Kyber Network has initiated a Treasury Grants Program to support users impacted by the hack. This program, which commenced on December 20, 2023, plans to distribute reimbursements in U.S. dollar stablecoins by February 1, 2024. Affected users are required to register for this reimbursement between January 11 and January 23, 2024. While the total reference value of losses nears $49 million, users will receive only 60% of this value, reflecting the financial constraints the platform faces. An additional $6.6 million was stolen from front-run bots in the aftermath of the primary exploit.
In a turn of events, the Kyber team attempted to negotiate a bounty deal with the hacker. However, the hacker’s demands were extreme, seeking complete control over Kyber Network, including all assets and its governance mechanism, KyberDAO. The hacker’s intention to buy the company at a fair valuation was not entertained by the Kyber team.

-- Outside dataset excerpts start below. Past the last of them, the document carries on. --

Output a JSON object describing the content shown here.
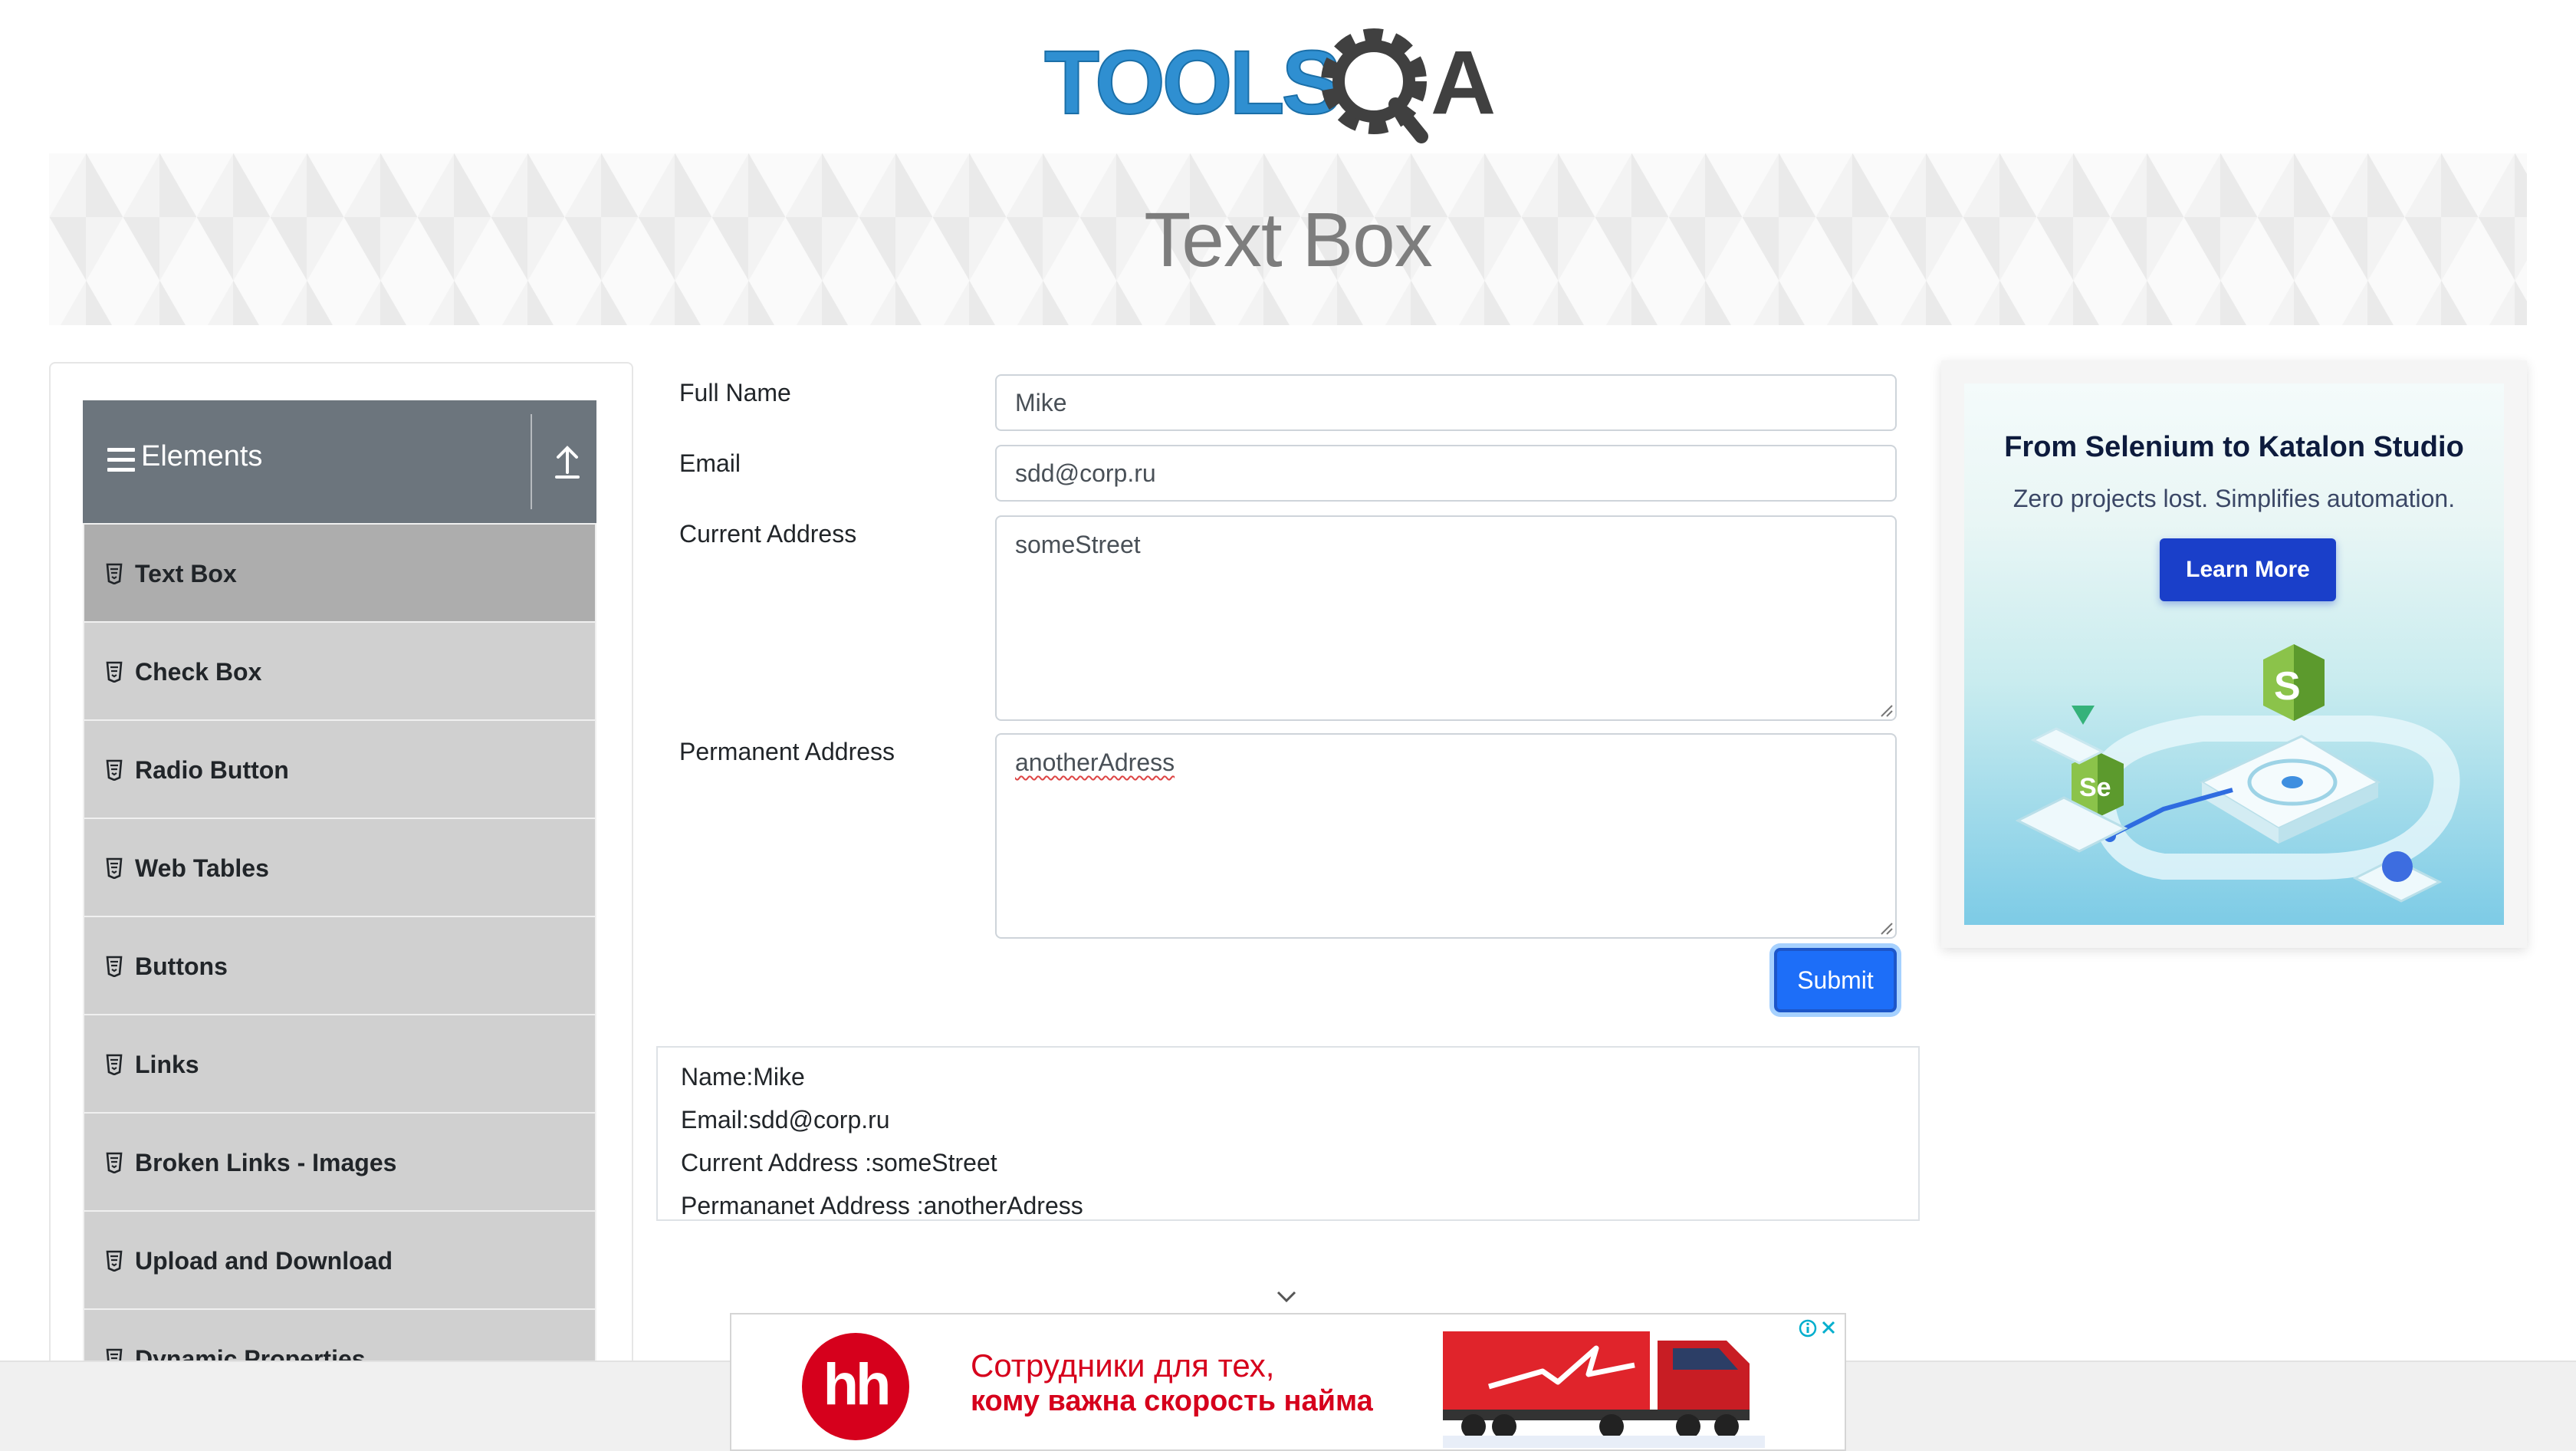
{
  "brand": {
    "logo_text_left": "TOOLS",
    "logo_text_right": "A"
  },
  "page": {
    "title": "Text Box"
  },
  "sidebar": {
    "group_title": "Elements",
    "items": [
      {
        "label": "Text Box"
      },
      {
        "label": "Check Box"
      },
      {
        "label": "Radio Button"
      },
      {
        "label": "Web Tables"
      },
      {
        "label": "Buttons"
      },
      {
        "label": "Links"
      },
      {
        "label": "Broken Links - Images"
      },
      {
        "label": "Upload and Download"
      },
      {
        "label": "Dynamic Properties"
      }
    ]
  },
  "form": {
    "full_name": {
      "label": "Full Name",
      "value": "Mike"
    },
    "email": {
      "label": "Email",
      "value": "sdd@corp.ru"
    },
    "current_address": {
      "label": "Current Address",
      "value": "someStreet"
    },
    "permanent_address": {
      "label": "Permanent Address",
      "value": "anotherAdress"
    },
    "submit_label": "Submit"
  },
  "output": {
    "name": "Name:Mike",
    "email": "Email:sdd@corp.ru",
    "current_address": "Current Address :someStreet",
    "permanent_address": "Permananet Address :anotherAdress"
  },
  "side_ad": {
    "title": "From Selenium to Katalon Studio",
    "subtitle": "Zero projects lost. Simplifies automation.",
    "button": "Learn More",
    "badge_s": "S",
    "badge_se": "Se"
  },
  "bottom_ad": {
    "logo": "hh",
    "line1": "Сотрудники для тех,",
    "line2": "кому важна скорость найма"
  },
  "colors": {
    "menu_header": "#6c757d",
    "menu_item": "#d0d0d0",
    "menu_item_active": "#adadad",
    "submit": "#1d6ef8",
    "logo_blue": "#2f8fd1",
    "logo_dark": "#404040",
    "ad_button": "#1a3fc9",
    "hh_red": "#d6001c"
  },
  "icons": [
    "gear-logo-icon",
    "hamburger-icon",
    "collapse-arrow-icon",
    "html5-icon",
    "resize-grip-icon",
    "chevron-down-icon",
    "adchoices-icon",
    "close-icon"
  ]
}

The exploit was characterized by DeFi expert Doug Colkitt as an “infinite money glitch,” a complex and carefully engineered smart contract exploit across several networks implementing KyberSwap pools. The affected networks included Avalanche, Polygon, Ethereum, and layer-2 networks such as Arbitrum, Optimism, and Base.
In summary, KyberSwap’s proactive steps to address the aftermath of the hack, including workforce reduction and plans to reimburse impacted users, demonstrate the challenges and resilience inherent in the DeFi sector. The incident underscores the importance of robust security measures and the need for continuous vigilance in the evolving landscape of decentralized finance.